Planet Labs, a leading provider of near-daily data and insights on Earth’s changing landscape, has released first-light images from its Pelican-6 satellite of Lhasa Gonggar International Airport in Tibet, China. The image was taken on December 4, from an altitude of approximately 519 km. Image quality is expected to improve as the spacecraft completes the instrument calibration process and reaches its final operational orbits. Pelican-5 and Pelican-6 launched on SpaceX’s Falcon 9 Transporter-15 mission on November 28, 2025, along with 36 SuperDoves.
“We’re proud to share first light imagery from our latest Pelican satellite. We had first light the day after launch, and I’m incredibly proud of the team’s work to rapidly build this fleet,” said Will Marshall, Co-Founder and CEO of Planet. “By leveraging our agile aerospace approach, we continue to address growing, global customer demand by rapidly building, deploying, and successfully integrating this growing constellation.”

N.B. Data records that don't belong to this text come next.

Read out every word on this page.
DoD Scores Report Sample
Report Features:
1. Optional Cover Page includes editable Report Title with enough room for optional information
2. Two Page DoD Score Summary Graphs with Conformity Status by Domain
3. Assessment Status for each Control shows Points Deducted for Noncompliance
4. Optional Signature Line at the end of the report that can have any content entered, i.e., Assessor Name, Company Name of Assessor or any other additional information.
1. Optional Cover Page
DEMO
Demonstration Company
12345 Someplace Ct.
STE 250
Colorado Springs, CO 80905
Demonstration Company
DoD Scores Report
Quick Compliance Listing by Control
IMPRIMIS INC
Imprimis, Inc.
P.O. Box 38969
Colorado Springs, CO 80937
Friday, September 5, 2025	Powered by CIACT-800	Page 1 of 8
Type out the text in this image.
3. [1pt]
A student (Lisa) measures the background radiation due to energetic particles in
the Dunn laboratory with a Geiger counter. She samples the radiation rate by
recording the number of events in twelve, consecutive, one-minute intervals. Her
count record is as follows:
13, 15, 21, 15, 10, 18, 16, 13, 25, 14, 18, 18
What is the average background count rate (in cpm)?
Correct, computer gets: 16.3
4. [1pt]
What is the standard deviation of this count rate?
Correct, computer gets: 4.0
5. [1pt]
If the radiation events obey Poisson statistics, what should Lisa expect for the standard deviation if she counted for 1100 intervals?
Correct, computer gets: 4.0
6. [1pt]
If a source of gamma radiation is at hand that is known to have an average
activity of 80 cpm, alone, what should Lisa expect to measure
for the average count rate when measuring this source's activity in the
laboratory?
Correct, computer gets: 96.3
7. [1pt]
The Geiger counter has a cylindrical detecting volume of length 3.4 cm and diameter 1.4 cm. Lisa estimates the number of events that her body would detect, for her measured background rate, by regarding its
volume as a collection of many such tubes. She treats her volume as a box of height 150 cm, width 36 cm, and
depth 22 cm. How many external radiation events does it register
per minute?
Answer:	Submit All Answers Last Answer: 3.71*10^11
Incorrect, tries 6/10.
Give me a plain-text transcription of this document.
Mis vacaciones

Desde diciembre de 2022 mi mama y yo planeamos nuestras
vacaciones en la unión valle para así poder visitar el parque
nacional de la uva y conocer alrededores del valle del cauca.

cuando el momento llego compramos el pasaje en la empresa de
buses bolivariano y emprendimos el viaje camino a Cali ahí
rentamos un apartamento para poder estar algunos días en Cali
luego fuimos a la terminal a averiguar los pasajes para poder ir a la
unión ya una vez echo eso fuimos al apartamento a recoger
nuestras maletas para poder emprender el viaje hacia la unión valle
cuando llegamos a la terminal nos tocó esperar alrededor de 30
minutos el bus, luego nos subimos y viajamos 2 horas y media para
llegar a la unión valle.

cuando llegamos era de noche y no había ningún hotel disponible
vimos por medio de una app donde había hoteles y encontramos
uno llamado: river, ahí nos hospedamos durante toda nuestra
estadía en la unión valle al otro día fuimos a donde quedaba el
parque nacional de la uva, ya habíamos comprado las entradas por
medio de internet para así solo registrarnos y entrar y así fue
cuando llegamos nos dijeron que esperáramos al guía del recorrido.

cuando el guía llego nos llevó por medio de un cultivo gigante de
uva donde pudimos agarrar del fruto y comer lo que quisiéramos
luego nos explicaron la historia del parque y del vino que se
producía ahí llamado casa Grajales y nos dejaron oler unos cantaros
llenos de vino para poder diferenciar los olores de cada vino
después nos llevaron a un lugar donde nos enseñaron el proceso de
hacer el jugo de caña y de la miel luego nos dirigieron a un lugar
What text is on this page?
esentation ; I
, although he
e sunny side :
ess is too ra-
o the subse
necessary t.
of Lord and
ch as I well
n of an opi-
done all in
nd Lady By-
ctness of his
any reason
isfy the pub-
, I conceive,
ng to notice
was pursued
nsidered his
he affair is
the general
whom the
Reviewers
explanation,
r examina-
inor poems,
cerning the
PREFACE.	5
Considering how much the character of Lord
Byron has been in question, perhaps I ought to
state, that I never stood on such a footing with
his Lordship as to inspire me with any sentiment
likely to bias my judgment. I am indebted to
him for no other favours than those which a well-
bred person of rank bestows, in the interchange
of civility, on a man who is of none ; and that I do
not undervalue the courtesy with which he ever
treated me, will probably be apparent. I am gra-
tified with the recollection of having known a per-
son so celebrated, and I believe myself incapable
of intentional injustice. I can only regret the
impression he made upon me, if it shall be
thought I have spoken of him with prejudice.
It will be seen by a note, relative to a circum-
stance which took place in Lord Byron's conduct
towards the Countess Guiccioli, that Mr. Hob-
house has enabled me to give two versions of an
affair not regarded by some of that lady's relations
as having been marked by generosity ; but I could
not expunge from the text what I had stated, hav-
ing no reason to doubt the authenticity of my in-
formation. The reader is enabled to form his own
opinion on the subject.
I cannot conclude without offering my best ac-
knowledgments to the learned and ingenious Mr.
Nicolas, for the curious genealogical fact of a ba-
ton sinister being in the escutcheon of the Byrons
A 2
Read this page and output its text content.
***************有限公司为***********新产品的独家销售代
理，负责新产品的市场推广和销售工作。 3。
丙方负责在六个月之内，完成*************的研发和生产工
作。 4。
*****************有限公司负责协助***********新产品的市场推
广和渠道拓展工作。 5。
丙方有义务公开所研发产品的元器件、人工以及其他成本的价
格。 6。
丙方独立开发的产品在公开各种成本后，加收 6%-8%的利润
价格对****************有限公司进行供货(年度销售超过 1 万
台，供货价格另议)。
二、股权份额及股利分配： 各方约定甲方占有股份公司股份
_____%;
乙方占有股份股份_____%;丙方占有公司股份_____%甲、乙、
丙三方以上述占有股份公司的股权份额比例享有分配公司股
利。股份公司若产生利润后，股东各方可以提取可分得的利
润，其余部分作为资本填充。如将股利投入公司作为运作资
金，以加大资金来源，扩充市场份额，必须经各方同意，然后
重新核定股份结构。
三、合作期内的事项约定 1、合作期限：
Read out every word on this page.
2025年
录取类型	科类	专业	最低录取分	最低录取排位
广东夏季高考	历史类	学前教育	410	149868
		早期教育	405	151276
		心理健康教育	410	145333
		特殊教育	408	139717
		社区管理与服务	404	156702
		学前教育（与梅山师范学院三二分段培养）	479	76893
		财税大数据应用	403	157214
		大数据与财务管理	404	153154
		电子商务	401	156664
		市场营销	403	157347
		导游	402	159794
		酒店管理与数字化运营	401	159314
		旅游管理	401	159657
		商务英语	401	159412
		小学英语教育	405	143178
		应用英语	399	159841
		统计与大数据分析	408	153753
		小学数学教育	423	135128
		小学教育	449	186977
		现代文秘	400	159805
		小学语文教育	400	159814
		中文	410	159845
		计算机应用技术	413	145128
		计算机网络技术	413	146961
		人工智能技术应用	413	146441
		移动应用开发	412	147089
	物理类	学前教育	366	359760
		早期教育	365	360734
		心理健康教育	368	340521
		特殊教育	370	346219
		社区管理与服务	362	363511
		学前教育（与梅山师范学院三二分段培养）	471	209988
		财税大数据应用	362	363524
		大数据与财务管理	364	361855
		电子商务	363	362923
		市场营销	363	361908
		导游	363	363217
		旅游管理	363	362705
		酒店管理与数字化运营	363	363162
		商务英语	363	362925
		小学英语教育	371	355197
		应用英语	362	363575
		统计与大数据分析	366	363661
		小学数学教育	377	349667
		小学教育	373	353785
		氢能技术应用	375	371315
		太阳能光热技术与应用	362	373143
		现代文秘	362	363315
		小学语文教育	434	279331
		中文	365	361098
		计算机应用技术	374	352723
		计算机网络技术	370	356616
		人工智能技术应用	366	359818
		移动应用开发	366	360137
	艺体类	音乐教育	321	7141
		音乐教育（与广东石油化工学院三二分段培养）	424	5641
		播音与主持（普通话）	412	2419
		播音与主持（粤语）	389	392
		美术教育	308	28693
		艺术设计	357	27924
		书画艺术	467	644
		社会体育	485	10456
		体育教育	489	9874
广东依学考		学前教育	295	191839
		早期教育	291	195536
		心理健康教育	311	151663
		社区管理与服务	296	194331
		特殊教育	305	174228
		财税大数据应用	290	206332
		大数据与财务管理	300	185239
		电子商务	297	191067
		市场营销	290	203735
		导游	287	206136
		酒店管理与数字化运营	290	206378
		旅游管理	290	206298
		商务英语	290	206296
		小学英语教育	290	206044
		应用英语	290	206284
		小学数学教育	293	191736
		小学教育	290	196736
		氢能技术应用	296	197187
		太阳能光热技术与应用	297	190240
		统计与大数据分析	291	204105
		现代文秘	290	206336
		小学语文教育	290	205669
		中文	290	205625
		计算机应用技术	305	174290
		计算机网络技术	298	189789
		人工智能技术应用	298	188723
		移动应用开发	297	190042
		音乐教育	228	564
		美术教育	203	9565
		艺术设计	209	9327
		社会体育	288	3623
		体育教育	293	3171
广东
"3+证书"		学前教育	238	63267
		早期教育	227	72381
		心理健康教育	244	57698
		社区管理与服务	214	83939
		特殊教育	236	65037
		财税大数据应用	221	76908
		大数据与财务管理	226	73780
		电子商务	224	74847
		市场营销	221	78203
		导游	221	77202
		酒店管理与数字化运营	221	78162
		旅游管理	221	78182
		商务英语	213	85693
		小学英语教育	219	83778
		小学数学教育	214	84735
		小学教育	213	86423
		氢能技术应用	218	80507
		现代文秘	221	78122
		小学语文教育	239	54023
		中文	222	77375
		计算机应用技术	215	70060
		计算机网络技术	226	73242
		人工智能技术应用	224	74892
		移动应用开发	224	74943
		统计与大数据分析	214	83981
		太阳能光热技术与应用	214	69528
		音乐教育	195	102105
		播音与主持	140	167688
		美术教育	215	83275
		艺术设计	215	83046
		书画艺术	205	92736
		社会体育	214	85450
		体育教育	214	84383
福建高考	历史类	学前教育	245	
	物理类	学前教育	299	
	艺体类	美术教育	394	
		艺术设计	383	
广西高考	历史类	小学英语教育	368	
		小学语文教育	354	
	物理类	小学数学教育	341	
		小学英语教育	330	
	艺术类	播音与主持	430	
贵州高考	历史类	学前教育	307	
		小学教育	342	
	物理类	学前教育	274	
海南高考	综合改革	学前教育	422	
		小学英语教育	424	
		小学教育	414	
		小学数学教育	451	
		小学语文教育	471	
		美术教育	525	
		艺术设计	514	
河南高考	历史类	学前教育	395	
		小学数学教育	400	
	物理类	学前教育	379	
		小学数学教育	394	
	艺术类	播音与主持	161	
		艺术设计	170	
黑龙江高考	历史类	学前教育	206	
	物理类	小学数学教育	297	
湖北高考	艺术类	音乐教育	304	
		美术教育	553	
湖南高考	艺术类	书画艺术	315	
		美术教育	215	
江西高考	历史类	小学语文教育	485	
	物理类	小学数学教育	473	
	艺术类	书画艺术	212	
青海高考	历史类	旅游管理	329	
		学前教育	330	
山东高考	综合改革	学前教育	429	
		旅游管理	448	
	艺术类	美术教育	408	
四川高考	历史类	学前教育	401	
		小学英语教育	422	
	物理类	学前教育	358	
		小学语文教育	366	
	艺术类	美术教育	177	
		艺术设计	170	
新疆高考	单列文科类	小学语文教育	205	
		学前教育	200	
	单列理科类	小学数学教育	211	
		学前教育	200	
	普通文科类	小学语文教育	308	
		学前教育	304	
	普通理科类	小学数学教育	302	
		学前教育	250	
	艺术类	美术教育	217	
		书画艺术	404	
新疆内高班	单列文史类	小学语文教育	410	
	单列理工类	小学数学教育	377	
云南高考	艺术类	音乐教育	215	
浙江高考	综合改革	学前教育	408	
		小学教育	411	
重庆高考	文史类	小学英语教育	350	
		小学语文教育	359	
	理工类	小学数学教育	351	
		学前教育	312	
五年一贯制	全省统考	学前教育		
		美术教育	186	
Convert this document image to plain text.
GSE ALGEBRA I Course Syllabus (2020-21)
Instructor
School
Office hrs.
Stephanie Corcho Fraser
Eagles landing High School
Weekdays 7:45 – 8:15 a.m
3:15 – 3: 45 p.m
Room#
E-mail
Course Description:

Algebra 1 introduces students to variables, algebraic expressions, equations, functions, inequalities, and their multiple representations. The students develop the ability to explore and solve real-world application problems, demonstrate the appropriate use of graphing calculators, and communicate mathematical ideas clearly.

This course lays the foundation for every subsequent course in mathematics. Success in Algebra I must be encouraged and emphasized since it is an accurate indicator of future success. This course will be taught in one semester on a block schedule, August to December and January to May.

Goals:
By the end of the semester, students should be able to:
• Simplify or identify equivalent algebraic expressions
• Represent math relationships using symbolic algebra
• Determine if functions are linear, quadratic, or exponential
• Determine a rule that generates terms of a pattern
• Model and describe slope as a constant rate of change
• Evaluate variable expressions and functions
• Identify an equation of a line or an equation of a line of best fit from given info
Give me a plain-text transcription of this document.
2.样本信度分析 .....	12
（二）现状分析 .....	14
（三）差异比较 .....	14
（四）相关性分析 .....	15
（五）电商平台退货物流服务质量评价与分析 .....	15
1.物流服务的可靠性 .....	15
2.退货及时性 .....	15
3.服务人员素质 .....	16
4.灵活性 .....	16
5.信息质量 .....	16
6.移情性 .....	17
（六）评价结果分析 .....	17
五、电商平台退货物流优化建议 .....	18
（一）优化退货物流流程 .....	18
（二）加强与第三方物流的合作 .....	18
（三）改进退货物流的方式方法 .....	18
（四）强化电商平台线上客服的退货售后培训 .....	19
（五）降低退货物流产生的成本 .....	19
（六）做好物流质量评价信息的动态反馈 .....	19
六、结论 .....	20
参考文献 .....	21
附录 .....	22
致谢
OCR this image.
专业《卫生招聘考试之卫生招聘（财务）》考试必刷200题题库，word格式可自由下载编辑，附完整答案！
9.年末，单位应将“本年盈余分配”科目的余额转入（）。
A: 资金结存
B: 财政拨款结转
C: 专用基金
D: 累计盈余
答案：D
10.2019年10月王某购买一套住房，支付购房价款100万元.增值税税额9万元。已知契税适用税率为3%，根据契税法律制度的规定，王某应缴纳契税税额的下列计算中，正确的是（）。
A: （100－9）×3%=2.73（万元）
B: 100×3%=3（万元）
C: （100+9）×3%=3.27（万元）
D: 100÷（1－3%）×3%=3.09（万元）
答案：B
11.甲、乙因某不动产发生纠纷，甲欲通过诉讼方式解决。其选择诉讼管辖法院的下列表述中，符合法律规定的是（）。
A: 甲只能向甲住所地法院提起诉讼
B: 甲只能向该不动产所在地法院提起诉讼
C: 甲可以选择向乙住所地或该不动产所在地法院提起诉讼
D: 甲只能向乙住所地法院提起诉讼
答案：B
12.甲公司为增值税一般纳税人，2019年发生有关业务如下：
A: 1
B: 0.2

Pelican-5 and Pelican-6 join Planet’s growing next-generation, high-resolution Pelican constellation. This first generation of Pelican satellites provides high-resolution imagery across 6 multispectral bands that are optimised for cross-sensor analysis. These Pelicans will support the ongoing delivery of Planet’s 50 cm products and have NVIDIA Jetson AI chips on board for on-orbit edge compute. Planet has designed its next-generation Pelican satellites to capture 30 cm-class resolution imagery.